There are also genetic differences in the uptake of caffeine into cells (especially the brain cells) and how it reacts within the cells, which some studies also suggest affects the overall response to caffeine
in an individual.
Taper off caffeine in order to get the performance enhancing effect
- One can divide the world’s population into three main groups based on caffeine intake: the ”naive user group” who drinks nothing or very little caffeine, the ”moderate user group” (~3 mg of caffeine/kg/day) and the ”heavy consumer group” (> 5-6mg/caffeine/kg/day).
In order to get the performance gains that can be seen from caffeine, generally the ”heavy consumer group” needs to completely stop taking in caffeine for 2-3 weeks in order to be able to expect the performance enhancing effects similar to these seen in the meta analysis.
The ”moderate group” typically just needs to reduce their intake a bit in the weeks leading up to the event where they would like to see the desired performance enhancing effect.
The ”naive user group” on the other hand doesn’t need to change anything in their caffeine intake behavior prior to an event where they would like to use the performance enhancing properties of caffeine.
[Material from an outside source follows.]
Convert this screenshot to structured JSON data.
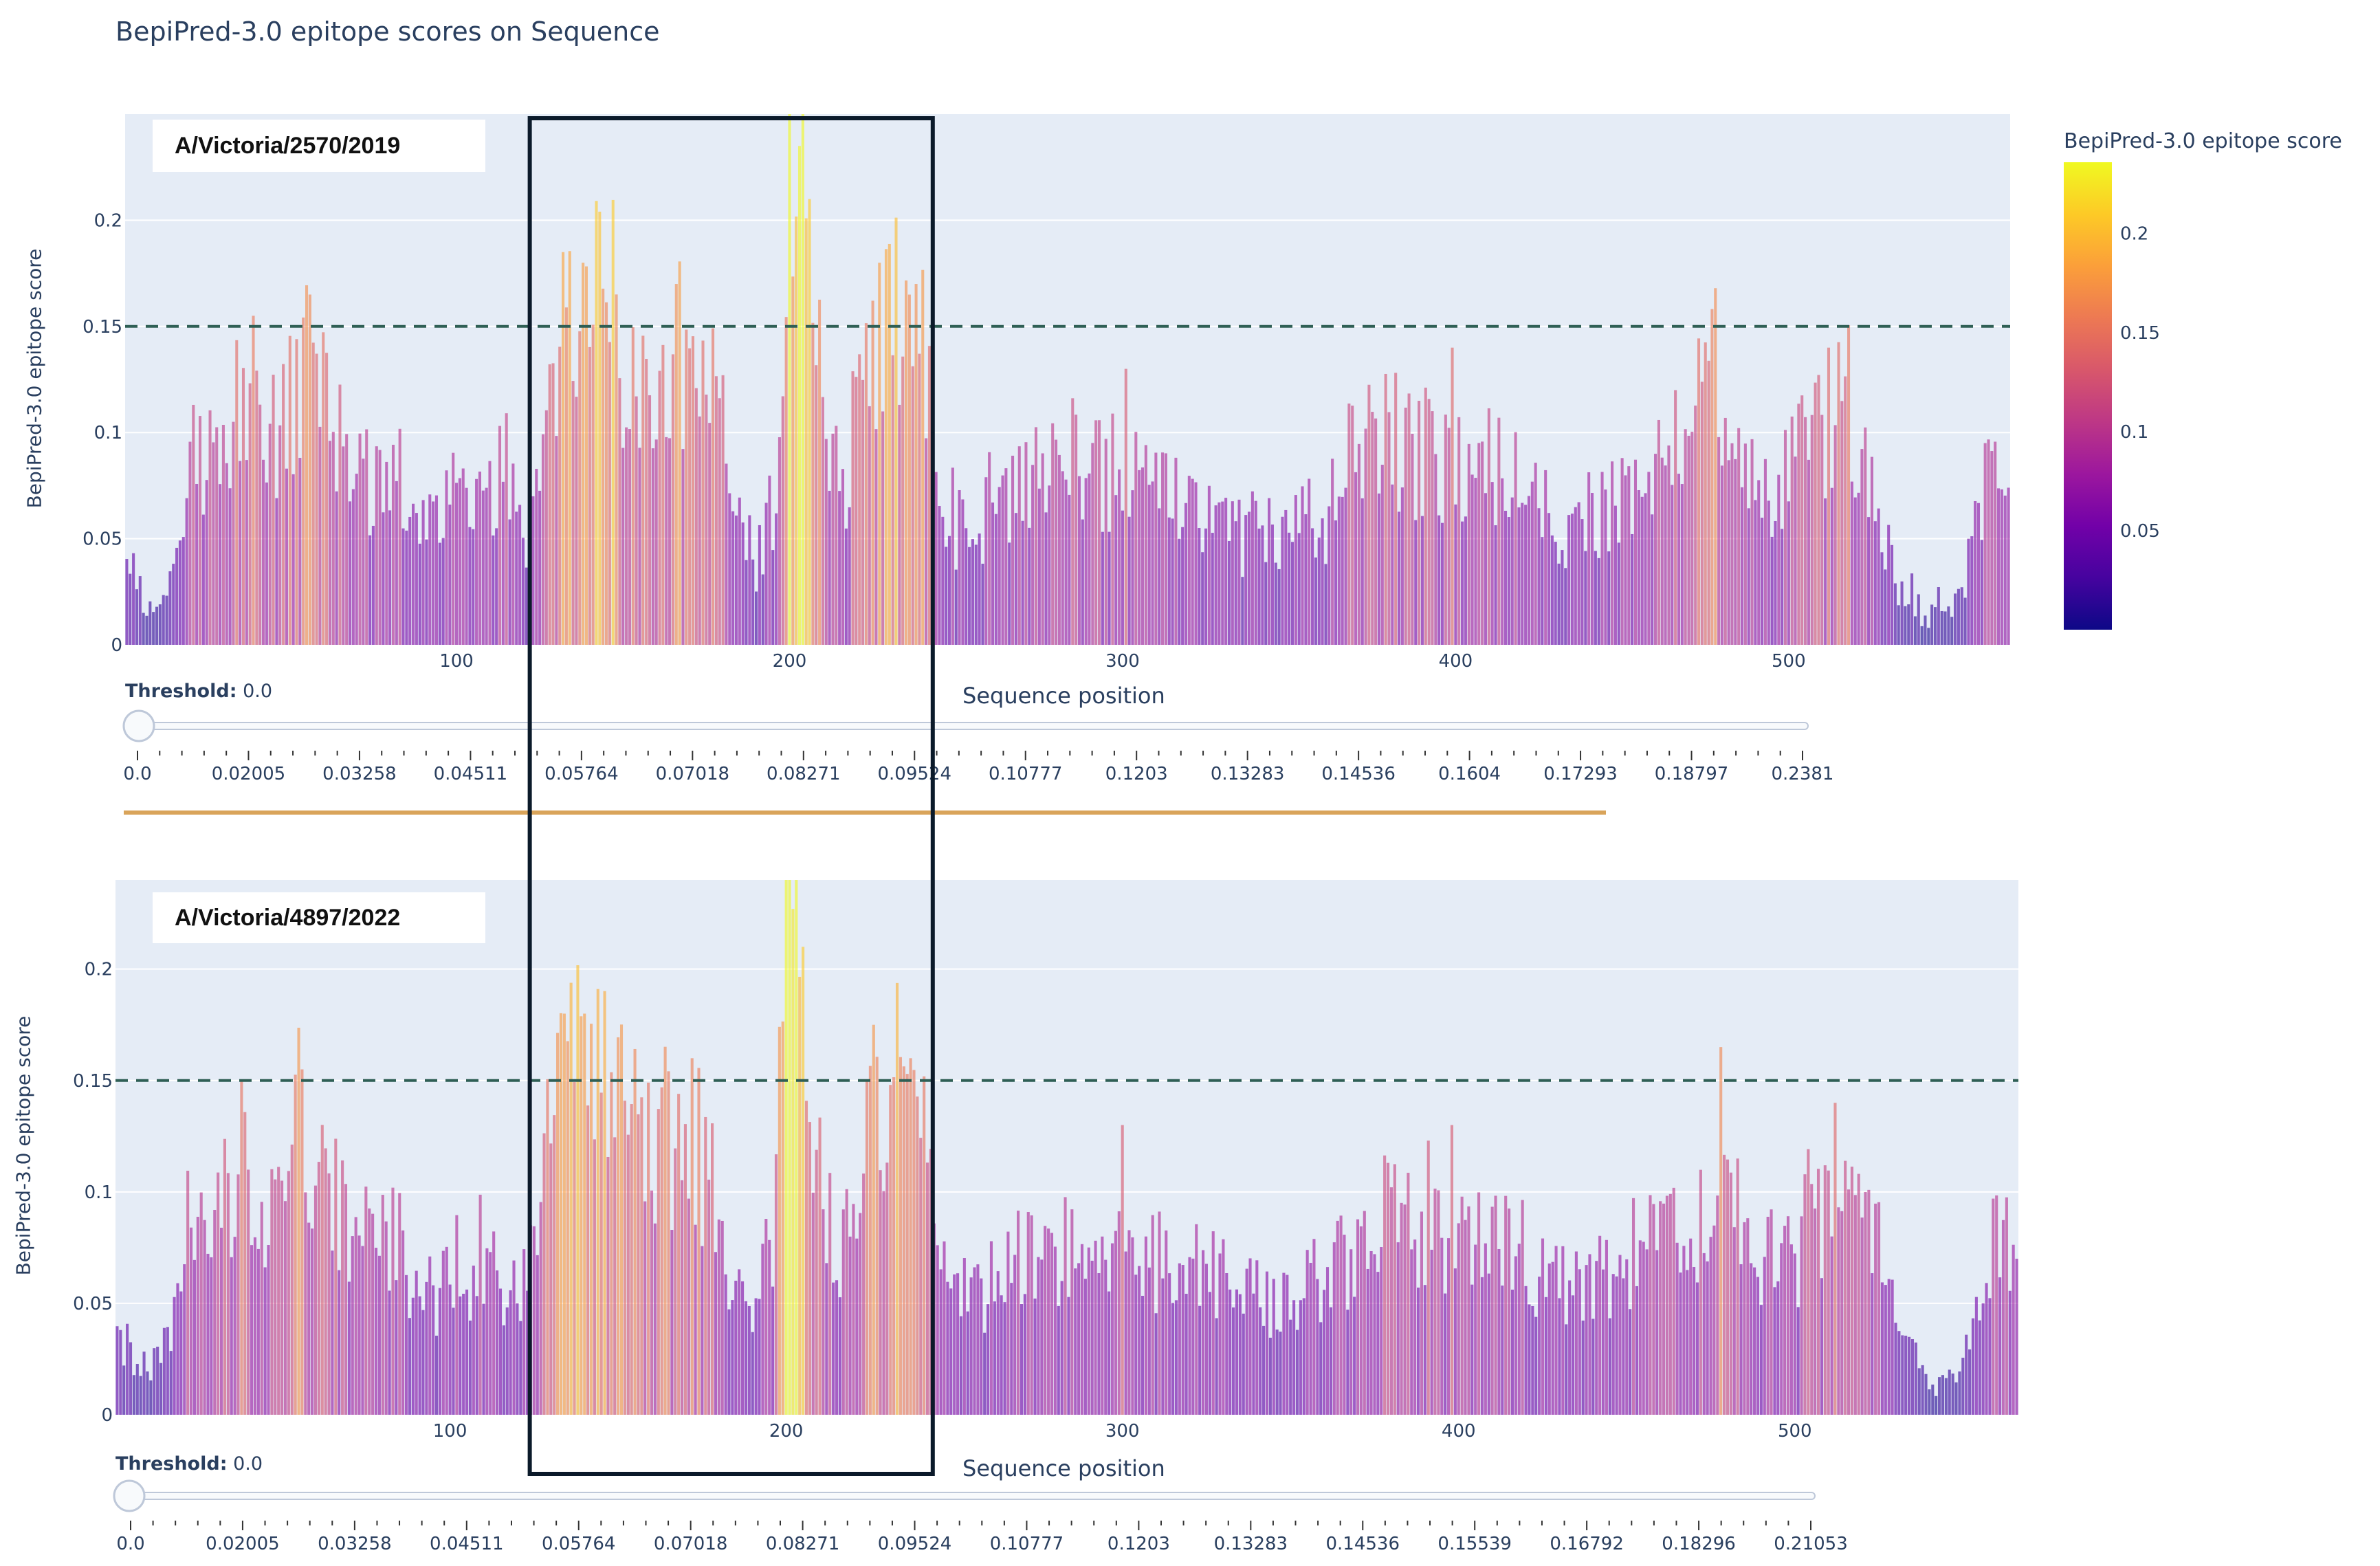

Genetic testing for caffeine response related genes
- Since the knowledge of the genetics behind of caffeine and caffeine response is still rather unexplored, especially when it comes to how to implement genetic testing, I would start by recommending athletes to experiment what works best for you on an individual level.
Rapid fire questions
- What is your favorite book, blog or resource related to endurance sports? I rarely read sport books but lately I have read a lot of books about mindfulness, which has helped me a lot and I could strongly recommend.
- What is a personal habit that has helped you achieve success? Perseverance and dog headiness to get the job done.
- What do you wish you have known or done differently in your career? From my sporting perspective I neglected recovery and flexibility training for a too long time.